I could find a similar model on Amazon for about £40. however, I doubt that would last anything like 16 years. as the model I have cost £80 in 2002, which is worth about £115 today, I probably need to spend over £100 for something that will last.
this highlights a big problem with prices: they are poor indicators of value. for a good like a shredder or a washing machine, it would be more informative and fairer to be charged an annual price. as it is, we have to play a lottery. if you pay £400 up-front for a washing machine, you might get lucky and get ten years’ service, at £40/year; if you’re really unlucky, you might get just two years, at £200/year. there is of course a problem with this: a family of six will use the machine much more intensively than a retired single person. so, maybe we should be paying per hour of operation.
back to the shredder … other than a broken cog, the shredder looks to be in good order, so I wondered if I could find someone to 3D-print a replacement cog. I posted a request on the Cambridge Makespace forum.
shortly afterwards, Drew Ewen responded. we met.

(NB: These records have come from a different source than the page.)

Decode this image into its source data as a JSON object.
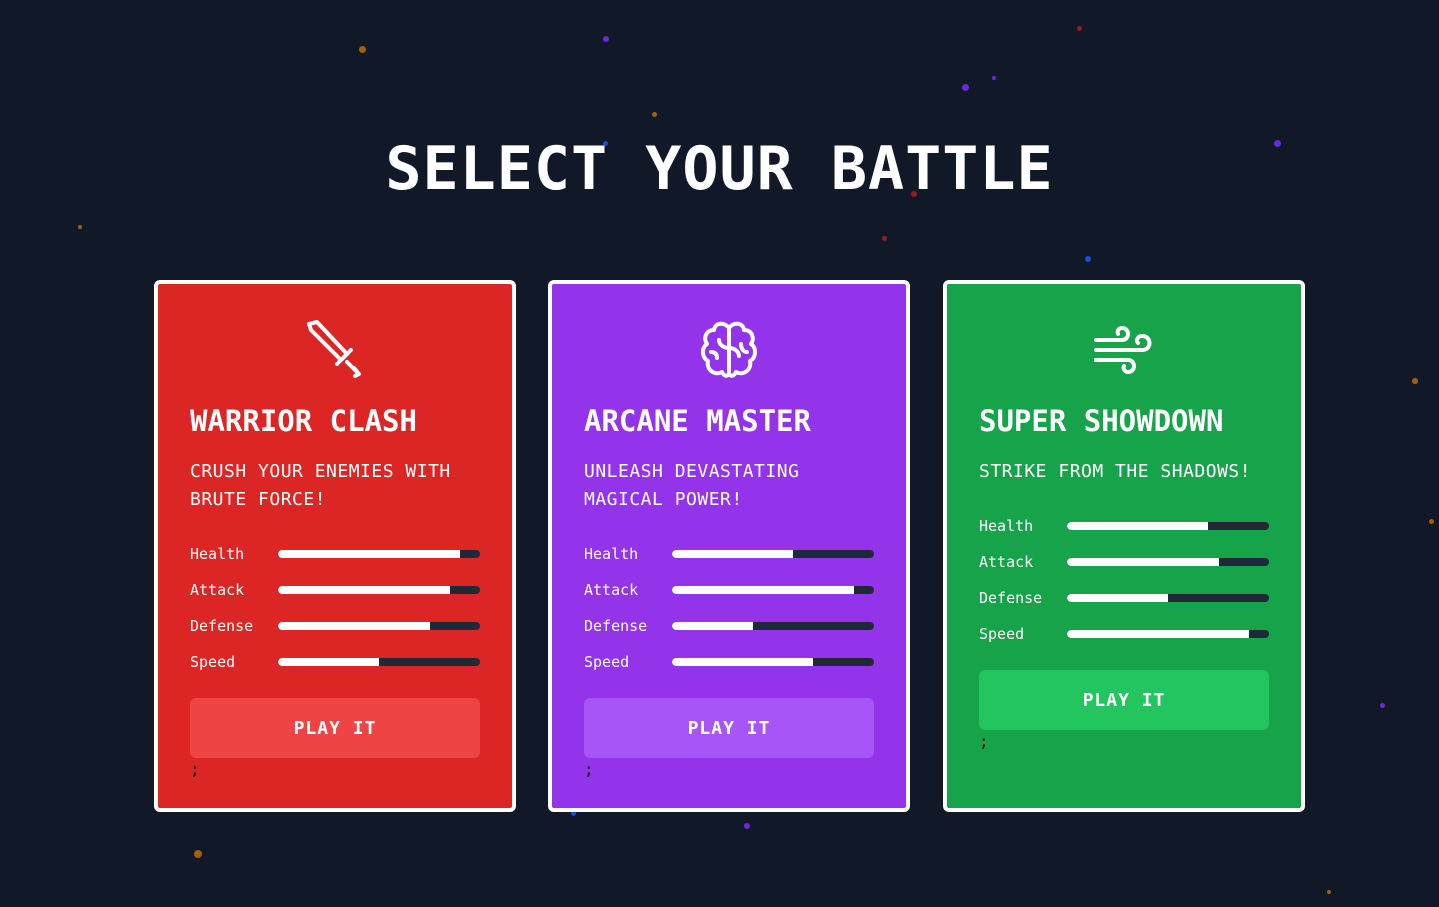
{
  "page_title": "SELECT YOUR BATTLE",
  "cards": [
    {
      "name": "WARRIOR CLASH",
      "description": "CRUSH YOUR ENEMIES WITH BRUTE FORCE!",
      "icon": "sword-icon",
      "color": "#dc2626",
      "button_color": "#ef4444",
      "stats": [
        {
          "label": "Health",
          "value": 0.9
        },
        {
          "label": "Attack",
          "value": 0.85
        },
        {
          "label": "Defense",
          "value": 0.75
        },
        {
          "label": "Speed",
          "value": 0.5
        }
      ],
      "button_label": "PLAY IT",
      "stray_text": ";"
    },
    {
      "name": "ARCANE MASTER",
      "description": "UNLEASH DEVASTATING MAGICAL POWER!",
      "icon": "brain-icon",
      "color": "#9333ea",
      "button_color": "#a855f7",
      "stats": [
        {
          "label": "Health",
          "value": 0.6
        },
        {
          "label": "Attack",
          "value": 0.9
        },
        {
          "label": "Defense",
          "value": 0.4
        },
        {
          "label": "Speed",
          "value": 0.7
        }
      ],
      "button_label": "PLAY IT",
      "stray_text": ";"
    },
    {
      "name": "SUPER SHOWDOWN",
      "description": "STRIKE FROM THE SHADOWS!",
      "icon": "wind-icon",
      "color": "#16a34a",
      "button_color": "#22c55e",
      "stats": [
        {
          "label": "Health",
          "value": 0.7
        },
        {
          "label": "Attack",
          "value": 0.75
        },
        {
          "label": "Defense",
          "value": 0.5
        },
        {
          "label": "Speed",
          "value": 0.9
        }
      ],
      "button_label": "PLAY IT",
      "stray_text": ";"
    }
  ]
}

I gave him the broken cog to work from. he created a CAD (computer aided design) file and converted it into instructions for a 3D printer.
after a couple of failed attempts printing, he had a good-looking replica for me.
I replaced the broken cog with the replica.
I reassembled the case and gave the shredder a whirl …
I paid Drew a modest amount for his time and materials, which was considerably less than I would have had to pay for a comparable replacement shredder. so, I’m happy to have saved some money, avoided incurring a large carbon cost and saved a large item from going to landfill (some of the metal might have been recycled, but probably not much else).